Hello, jacs!

In $\displaystyle \Delta ABC,\:D$ is the midpoint of $\displaystyle BC$.

Prove that: .$\displaystyle AB^2 + AC^2 \:= \:2\!\cdot\!AD^2 + 2\!\cdot\!CD^2$

We have: .$\displaystyle \Delta ABC$ with median $\displaystyle AD$.

Let $\displaystyle BD = DC = x$.

Drop perpendicular $\displaystyle AE$ from vertex $\displaystyle A$ to side $\displaystyle BC$. .Let $\displaystyle h = AE$.
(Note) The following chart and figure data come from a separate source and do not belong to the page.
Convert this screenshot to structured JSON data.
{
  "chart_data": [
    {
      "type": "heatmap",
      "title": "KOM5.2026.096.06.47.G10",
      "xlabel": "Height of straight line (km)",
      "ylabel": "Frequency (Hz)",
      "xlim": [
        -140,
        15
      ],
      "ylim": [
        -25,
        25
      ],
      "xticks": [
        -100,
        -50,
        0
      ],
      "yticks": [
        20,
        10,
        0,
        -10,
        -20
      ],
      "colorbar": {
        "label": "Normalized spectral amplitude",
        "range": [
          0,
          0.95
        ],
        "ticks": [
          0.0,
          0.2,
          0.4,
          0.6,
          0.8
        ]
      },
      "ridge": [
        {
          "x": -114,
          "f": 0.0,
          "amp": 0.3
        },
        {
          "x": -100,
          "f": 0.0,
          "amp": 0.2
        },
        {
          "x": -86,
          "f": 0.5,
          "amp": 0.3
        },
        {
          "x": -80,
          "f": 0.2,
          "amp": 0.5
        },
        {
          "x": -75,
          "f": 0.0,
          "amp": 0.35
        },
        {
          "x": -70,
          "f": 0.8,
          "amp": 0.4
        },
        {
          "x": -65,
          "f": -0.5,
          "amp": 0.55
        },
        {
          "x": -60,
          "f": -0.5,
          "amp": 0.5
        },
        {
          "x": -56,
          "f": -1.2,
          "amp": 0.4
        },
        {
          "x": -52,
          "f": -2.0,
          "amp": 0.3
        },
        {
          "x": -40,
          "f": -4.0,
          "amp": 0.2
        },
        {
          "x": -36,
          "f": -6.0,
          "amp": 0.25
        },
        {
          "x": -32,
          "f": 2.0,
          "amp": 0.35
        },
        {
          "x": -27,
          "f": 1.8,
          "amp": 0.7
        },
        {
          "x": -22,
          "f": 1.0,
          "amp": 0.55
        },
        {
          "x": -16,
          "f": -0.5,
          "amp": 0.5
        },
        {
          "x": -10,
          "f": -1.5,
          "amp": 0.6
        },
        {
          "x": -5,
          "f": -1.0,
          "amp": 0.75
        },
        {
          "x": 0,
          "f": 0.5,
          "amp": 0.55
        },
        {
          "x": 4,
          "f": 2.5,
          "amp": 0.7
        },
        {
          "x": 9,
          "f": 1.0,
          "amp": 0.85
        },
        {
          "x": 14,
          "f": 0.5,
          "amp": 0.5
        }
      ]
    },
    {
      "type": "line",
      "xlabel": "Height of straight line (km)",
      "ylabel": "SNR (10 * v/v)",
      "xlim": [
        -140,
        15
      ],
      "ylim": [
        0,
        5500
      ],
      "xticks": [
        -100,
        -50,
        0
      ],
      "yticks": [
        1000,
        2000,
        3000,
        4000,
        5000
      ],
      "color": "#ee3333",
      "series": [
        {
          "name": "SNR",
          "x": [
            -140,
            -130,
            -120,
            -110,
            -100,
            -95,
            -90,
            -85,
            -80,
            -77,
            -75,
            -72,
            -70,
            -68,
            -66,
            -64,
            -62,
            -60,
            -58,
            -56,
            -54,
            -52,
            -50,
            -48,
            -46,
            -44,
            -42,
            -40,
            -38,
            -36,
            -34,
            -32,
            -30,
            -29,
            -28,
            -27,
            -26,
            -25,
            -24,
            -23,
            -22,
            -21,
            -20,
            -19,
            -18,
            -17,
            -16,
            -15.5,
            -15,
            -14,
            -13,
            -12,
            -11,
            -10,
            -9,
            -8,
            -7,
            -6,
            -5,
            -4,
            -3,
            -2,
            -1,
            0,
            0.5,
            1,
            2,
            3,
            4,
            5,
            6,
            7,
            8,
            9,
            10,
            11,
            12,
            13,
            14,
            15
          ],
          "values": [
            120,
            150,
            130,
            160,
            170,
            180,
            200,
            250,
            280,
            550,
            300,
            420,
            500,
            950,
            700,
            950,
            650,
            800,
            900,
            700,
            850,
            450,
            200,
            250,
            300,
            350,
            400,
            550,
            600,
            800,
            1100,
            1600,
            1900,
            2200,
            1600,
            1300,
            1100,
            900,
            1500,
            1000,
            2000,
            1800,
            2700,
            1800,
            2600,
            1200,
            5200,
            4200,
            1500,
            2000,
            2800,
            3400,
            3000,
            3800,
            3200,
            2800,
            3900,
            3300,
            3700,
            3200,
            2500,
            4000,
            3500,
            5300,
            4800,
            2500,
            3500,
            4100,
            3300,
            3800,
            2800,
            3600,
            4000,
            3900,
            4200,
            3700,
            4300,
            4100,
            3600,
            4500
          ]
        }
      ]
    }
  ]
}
.Let $\displaystyle a = ED$, then: $\displaystyle BE = x - a$ Code:

A
*
*:* *
* : * *
* : * *
* : * *
* :h * *
* : * *
* : * *
B * - - - + - - - * - - - - - - - * C
x-a E a D x

In right triangle $\displaystyle AEB\!:\;\;AB^2\;=\;h^2 + (x-a)^2$ . **[1]**

In right triangle $\displaystyle AEC\!:\;\;AC^2 \;=\;h^2 + (x+a)^2$ . **[2]**

Add [1] and [2]: .$\displaystyle AB^2 + AC^2 \;=\;h^2 + (x-a)^2 + h^2 + (x+a)^2$

And we have: .$\displaystyle AB^2 + AC^2 \;=\;2(h^2+a^2) + 2x^2$ . **[3]**

. . In right triangle $\displaystyle AED\!:\;\;h^2 + a^2 \:=\:AD^2$

. . . . We also know that:.$\displaystyle x = CD$

Therefore, [3] becomes: .$\displaystyle AB^2 + AC^2 \;=\;2\!\cdot\!AD^2 + 2\!\cdot\!CD^2$